The Spirit then reminded me of these passages:

Psalm 103:12 (NLT)

He has removed our sins as far from us as the east is from the west.

Isaiah 43:25 (NLT)

“I—yes, I alone—will blot out your sins for my own sake and will never think of them again.”

2 Corinthians 5:17 (NLT)

This means that anyone who belongs to Christ has become a new person. The old life is gone; a new life has begun!

1 John 1:9  (NLT)

But if we confess our sins to him, he is faithful and just to forgive us our sins and to cleanse us from all wickedness.

The Principle Truth of the Bible says that I am forgiven, my sins are forgotten by God, I have a brand new life and that He has cleansed my sin from me.  But the cultural bias says that because I have remarried, I am now guilty of adultery BECAUSE I am divorced.  But am I now guilty of adultery?  Cultural Bias says “YES” But the Principle Truth of The Bible says “NOT AT ALL” because God has forgiven and forgotten my sin.  Had I not brought my sin to The Cross, then most definitely I would be guilty of adultery.

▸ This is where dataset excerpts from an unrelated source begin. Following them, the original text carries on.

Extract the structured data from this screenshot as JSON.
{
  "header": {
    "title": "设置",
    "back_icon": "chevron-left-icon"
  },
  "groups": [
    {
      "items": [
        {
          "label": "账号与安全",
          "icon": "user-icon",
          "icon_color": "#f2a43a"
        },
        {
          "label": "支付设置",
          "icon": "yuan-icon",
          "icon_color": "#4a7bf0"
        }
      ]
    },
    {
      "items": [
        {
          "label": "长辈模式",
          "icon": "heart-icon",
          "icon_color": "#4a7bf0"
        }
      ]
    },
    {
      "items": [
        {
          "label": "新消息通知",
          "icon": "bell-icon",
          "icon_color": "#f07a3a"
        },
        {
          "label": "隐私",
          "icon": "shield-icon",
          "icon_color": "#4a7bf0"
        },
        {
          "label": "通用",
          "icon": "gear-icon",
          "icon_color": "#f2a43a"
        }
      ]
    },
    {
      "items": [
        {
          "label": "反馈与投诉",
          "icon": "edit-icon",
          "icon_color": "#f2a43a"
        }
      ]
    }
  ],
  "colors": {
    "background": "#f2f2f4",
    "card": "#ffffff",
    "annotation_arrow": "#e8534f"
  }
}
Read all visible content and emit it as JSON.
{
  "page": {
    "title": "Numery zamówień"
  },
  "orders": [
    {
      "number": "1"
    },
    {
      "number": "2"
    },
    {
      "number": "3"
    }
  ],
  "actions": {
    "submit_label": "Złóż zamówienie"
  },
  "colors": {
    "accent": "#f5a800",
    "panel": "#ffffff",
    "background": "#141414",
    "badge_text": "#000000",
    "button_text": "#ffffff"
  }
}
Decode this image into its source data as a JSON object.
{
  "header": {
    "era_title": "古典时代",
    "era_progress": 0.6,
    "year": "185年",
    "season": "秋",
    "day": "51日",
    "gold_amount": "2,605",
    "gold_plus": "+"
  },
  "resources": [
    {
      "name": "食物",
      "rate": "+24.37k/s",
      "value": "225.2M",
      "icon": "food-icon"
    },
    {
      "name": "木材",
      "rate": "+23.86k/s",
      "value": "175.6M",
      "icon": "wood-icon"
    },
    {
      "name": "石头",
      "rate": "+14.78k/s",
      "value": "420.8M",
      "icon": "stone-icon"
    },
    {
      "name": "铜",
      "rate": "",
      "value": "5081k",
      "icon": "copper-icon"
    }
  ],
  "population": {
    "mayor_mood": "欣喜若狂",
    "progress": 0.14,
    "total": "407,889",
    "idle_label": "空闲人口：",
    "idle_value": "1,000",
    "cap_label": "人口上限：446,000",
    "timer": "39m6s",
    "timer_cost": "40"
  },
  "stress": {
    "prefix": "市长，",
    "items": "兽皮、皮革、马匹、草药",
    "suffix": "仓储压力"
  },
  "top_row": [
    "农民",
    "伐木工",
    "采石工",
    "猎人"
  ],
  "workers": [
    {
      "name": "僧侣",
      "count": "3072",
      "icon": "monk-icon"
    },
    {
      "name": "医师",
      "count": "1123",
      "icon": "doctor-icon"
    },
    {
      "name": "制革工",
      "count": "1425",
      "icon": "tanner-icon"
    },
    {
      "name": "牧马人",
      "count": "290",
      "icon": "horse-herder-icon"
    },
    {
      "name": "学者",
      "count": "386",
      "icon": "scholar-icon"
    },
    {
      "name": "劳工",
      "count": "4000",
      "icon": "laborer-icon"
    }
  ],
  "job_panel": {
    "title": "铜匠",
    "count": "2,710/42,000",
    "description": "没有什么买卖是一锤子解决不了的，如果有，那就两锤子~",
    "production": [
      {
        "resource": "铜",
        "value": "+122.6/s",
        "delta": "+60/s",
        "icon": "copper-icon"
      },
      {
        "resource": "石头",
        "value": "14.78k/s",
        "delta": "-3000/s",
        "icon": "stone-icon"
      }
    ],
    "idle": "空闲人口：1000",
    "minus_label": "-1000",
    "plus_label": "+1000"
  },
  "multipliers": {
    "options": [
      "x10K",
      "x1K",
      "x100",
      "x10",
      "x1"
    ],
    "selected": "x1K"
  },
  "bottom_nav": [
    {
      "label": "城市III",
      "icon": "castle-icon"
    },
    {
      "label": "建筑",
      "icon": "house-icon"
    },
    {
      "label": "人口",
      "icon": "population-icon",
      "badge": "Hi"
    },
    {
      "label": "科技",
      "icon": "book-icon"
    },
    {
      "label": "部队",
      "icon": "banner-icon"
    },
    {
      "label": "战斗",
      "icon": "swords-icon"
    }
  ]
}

Here’s the application of this Principle Truth of The Bible.  God no longer sees me with the label of “divorced” even though the Cultural Bias calls me more than divorced, it calls me a “Divorced Pastor”.  Tell me this:  if someone was guilty of stealing but repented and confessed to God and trusted by faith in the redeeming work of Jesus on The Cross, do you still call that person “Thief”?  If their sin was gossiping and they turned away and were forgiven by God, do you still call them “Gossiper”?  If she was a prostitute and she came to Jesus and turned away from her old life would you still call her “Whore”?  (I suspect someone reading this is more upset by the word “whore” than the fact they put labels on people that God refuses to put on them.)

Cultural Bias treats divorce different from every other sin because it puts the moniker over the person for the rest of their lives, even though God doesn’t.  I know that to some this may sound like self-justification for my own sin.  But here’s the truth:  I have walked through this dark night of the soul.  I was allowing cultural bias define me rather that the Principle Truths of God’s Word.  And I have approached this subject with great struggle and with even greater humility.  I am NOT one of those who loves to show off my scars.  I would rather keep them hidden.  But if my scars helps one person to be set free from this cultural bias and rip off that horrible name put on them by cultural bias, then God has used my scars for His Glory, and I’m OK with that.

If you are divorced, first and foremost GO TO THE CROSS!  Allow that most precious blood pour over you and hear The Father say, “It’s gone and forgotten!  You are a brand new person!”  Now you are free to live your life by God’s Design.  I have learned much from my sin and apply those lessons every day.  God brought a wonderful gift into my life when I was in the dark night of my soul.  Her name is Debbie.  Debbie lavished God’s Grace on me and though I was reluctant (I mean VERY reluctant) to fall in love with her, I did.  I see her as one of God’s wonderful gifts and try (not always successfully) to treat her the way any of God’s gifts need to be treated.  With respect, honor, gratitude and joy.